Tiene más orgullo que títulos. A sus amantes, eso no les importa. Ellos no se cuentan entre los que esperan que la Selección gane como sea. Con un cabezazo afortunado, después de un centro a la olla en un partido en que ha jugado mal, no. Tiene que haber Fútbol Argentino, que se escribe con mayúsculas porque es el nombre de una idea.

Durante un par de años vividos en Italia cuando era un chico de 12 o 13, el cronista supo que su orgullo nacional, incentivado por la lejanía, era inseparable de la manera en que trataba a la pelota Omar Sívori, que encandilaba a los italianos con la camiseta de la Juventus. Entonces empezó a amar el fútbol y a vislumbrar un particular modo de ser, el Fútbol Argentino, en el universo de ese juego.
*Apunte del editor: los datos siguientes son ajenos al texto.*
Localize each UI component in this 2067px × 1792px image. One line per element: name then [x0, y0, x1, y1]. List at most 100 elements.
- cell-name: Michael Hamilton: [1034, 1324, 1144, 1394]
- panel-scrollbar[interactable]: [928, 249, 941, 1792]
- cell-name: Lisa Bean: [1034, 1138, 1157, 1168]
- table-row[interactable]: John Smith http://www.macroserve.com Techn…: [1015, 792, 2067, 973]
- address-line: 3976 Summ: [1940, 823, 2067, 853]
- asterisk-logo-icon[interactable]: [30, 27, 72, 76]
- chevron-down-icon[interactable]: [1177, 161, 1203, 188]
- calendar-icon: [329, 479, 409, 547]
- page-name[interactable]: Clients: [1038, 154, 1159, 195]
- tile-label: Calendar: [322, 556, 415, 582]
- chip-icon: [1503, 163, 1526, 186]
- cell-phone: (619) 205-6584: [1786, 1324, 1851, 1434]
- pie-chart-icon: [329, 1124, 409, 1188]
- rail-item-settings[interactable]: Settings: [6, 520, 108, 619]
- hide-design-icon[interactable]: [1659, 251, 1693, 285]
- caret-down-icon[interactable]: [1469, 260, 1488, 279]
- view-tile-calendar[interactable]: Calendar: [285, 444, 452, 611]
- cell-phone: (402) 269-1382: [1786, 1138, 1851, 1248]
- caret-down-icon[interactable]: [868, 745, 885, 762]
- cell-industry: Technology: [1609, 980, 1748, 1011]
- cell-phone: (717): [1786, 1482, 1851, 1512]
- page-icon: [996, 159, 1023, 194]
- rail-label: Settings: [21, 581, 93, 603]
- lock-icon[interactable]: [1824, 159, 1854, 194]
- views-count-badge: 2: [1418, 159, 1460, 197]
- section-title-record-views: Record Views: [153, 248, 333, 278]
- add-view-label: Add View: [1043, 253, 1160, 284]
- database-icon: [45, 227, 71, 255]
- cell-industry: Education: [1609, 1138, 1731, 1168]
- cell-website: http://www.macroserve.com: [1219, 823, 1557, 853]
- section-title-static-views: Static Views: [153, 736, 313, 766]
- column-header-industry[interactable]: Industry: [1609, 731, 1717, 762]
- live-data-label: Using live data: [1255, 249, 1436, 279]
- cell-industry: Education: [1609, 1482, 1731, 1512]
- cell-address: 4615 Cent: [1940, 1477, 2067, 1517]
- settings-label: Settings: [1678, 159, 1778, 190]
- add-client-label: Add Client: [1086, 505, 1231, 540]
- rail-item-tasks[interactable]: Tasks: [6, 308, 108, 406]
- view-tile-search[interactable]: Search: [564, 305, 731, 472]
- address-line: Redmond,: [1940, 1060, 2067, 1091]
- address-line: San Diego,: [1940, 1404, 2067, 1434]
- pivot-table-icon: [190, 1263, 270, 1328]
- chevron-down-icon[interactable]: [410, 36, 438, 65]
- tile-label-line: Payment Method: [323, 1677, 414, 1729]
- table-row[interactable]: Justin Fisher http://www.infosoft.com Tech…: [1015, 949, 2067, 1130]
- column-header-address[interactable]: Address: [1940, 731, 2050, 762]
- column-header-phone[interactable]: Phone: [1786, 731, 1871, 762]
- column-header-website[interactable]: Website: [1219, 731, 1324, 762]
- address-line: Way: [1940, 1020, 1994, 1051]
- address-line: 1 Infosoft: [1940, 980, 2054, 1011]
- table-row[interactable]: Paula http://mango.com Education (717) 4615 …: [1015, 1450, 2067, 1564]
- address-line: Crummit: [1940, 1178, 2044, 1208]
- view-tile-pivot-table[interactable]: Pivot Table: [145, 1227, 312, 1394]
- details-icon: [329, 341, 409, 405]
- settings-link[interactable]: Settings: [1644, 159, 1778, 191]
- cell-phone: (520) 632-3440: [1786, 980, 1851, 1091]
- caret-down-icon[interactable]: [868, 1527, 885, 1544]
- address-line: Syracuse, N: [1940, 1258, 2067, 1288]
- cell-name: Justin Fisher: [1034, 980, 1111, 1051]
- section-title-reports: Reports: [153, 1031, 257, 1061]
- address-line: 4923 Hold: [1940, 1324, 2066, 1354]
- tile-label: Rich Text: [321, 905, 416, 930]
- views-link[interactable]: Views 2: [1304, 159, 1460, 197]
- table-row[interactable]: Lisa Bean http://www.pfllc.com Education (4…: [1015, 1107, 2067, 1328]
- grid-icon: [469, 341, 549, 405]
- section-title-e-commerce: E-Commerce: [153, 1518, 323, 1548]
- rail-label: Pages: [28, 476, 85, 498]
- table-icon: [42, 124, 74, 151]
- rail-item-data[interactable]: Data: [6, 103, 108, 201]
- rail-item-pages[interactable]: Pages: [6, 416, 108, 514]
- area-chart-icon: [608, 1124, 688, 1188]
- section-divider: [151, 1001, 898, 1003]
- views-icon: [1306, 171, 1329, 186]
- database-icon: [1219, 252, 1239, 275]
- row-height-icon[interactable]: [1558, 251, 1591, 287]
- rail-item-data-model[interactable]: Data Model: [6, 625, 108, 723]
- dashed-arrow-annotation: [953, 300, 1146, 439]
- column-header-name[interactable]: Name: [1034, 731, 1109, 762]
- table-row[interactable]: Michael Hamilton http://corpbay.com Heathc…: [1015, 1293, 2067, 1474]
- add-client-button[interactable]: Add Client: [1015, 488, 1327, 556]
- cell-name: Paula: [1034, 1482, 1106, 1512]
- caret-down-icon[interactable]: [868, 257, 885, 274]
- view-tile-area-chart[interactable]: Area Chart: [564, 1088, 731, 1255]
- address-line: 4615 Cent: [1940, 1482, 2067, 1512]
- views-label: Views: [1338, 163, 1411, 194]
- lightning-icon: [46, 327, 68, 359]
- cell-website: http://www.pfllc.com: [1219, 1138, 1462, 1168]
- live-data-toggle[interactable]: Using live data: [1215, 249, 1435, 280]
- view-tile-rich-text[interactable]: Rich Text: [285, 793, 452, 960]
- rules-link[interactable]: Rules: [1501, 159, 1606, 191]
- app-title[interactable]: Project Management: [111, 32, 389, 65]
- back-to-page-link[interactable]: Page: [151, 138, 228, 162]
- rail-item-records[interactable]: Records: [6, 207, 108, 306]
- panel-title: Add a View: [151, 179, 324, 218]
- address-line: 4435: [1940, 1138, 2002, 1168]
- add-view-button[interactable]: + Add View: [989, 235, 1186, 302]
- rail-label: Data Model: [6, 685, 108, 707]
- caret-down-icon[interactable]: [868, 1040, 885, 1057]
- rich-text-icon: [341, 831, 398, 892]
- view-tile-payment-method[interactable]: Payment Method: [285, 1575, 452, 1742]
Así nació una pasión que, por extraño que parezca, fue para siempre. Se acomodó ahí, al lado de otras que ya estaban, y tuvo que hacerles lugar a las que fueron llegando después, pero se quedó. La Selección fue su encarnación más fuerte. En 1973, un año por tantas razones significativo, la pasión encontró un objeto inolvidable: el equipo de Huracán que entrenaba César Luis Menotti. Ahí había Fútbol Argentino para regalar. Por eso, la llegada del Flaco a la dirección técnica de la Selección, después del Mundial del ’74, fue como la victoria final que se negaba en otros ámbitos.

Al cronista siempre lo ha sorprendido la identificación que algunos proponen entre Menotti y la dictadura. Por el contrario, en aquella época estaba seguro de que para los terroristas de Estado aceptar a Menotti en el lugar que tenía era una derrota. No solo por las ideas políticas que se le conocían, sino sobre todo por su manera democrática y popular de entender el juego, ese juego que era nada menos que el Fútbol Argentino.

El Mundial del 78 se jugó para el autor de estas líneas en una doble clave, la del odio a la dictadura y el amor al fútbol. No fue a ninguno de los partidos, pero vio todos los que pudo en su televisor blanco y negro. No fue al obelisco a celebrar el triunfo, pero lo celebró mucho, solo, para adentro. Ojalá que en Sudáfrica haya Fútbol Argentino, cualquiera sea el que se lleve el título, y que sus amantes lo celebren en la calle.